Aflatoxin B1 (AFB1) is a toxic food/feed contaminant and the liver is its main target organ, thus it poses a great danger to organisms. Dihydromyricetin (DHM), a natural flavonoid compound, can be used as a food additive with high safety and has been shown to have strong hepatoprotective effects. In this experiment, PPI network and KEGG pathway analysis were constructed by network pharmacological analysis technique using software and platforms such as Swiss, String, and David and Cytoscape. We screened AFB1 and DHM cross-targets and pathways of action, followed by molecular docking based on the strength of binding affinity of genes to DHM. In addition, we exposed AFB1 (200 μg/kg) to mice to establish a liver injury model. Histological observation, biochemical assay, oxidative stress indicator assay, TUNEL staining and Western blot were used to evaluate the liver injury. Network pharmacological results were screened to obtain 25 cross-targets of action and 20 pathways of action. It was found that DHM may exert anti-hepatic injury effects by inhibiting the overexpression of Caspase-3 protein and increasing the expression of Bcl-2 protein. DHM (200 mg/kg) was found to reduce AFB1-induced liver indices such as alanine aminotransferase (ALT) and aspartate acyltransferase (AST), and attenuate hepatic histopathological damage through animal models.
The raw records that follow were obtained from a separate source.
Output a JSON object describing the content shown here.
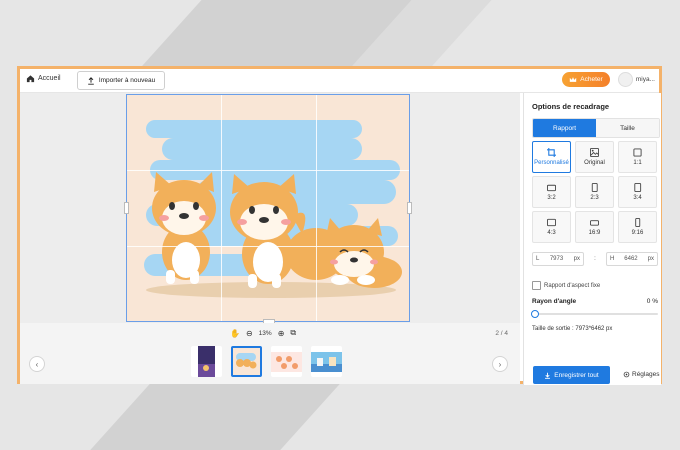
{
  "topbar": {
    "home_label": "Accueil",
    "import_label": "Importer à nouveau",
    "buy_label": "Acheter",
    "user_name": "miya..."
  },
  "editor": {
    "zoom_level": "13%",
    "pager": "2 / 4"
  },
  "panel": {
    "title": "Options de recadrage",
    "tabs": [
      {
        "label": "Rapport",
        "active": true
      },
      {
        "label": "Taille",
        "active": false
      }
    ],
    "ratios": [
      {
        "label": "Personnalisé",
        "icon": "crop-icon",
        "selected": true
      },
      {
        "label": "Original",
        "icon": "image-icon",
        "selected": false
      },
      {
        "label": "1:1",
        "icon": "square-icon",
        "selected": false
      },
      {
        "label": "3:2",
        "icon": "landscape-icon",
        "selected": false
      },
      {
        "label": "2:3",
        "icon": "portrait-icon",
        "selected": false
      },
      {
        "label": "3:4",
        "icon": "portrait-icon",
        "selected": false
      },
      {
        "label": "4:3",
        "icon": "landscape-icon",
        "selected": false
      },
      {
        "label": "16:9",
        "icon": "wide-icon",
        "selected": false
      },
      {
        "label": "9:16",
        "icon": "tall-icon",
        "selected": false
      }
    ],
    "width_prefix": "L",
    "width_value": "7973",
    "width_unit": "px",
    "separator": ":",
    "height_prefix": "H",
    "height_value": "6462",
    "height_unit": "px",
    "keep_ratio_label": "Rapport d'aspect fixe",
    "corner_radius_label": "Rayon d'angle",
    "corner_radius_value": "0 %",
    "output_size_label": "Taille de sortie :",
    "output_size_value": "7973*6462 px",
    "save_label": "Enregistrer tout",
    "settings_label": "Réglages"
  },
  "colors": {
    "accent": "#1f7ae0",
    "frame": "#f4b26a",
    "buy": "#f7a233"
  }
}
Importantly, DHM inhibited malondialdehyde (MDA) formation in liver tissue and attenuated AFB1-induced oxidative stress injury by increasing glutathione-S-transferase (GST) glutathione (GPX) catalase (CAT) and superoxide dismutase (SOD). Meanwhile, DHM also restored the expression of anti-apoptotic protein Bcl-2 and antioxidant proteins, Nrf2, Keap1 and its downstream HO-1, and down-regulated the expression of pro-apoptotic proteins Bax and Caspase-3 in AFB1-induced liver tissues. The results confirmed that liver injury caused by AFB1 exposure could be alleviated by DHM, providing valuable guidance for in-depth study of DHM in the treatment of liver-related diseases, and laying the foundation for in-depth development and utilization of DHM.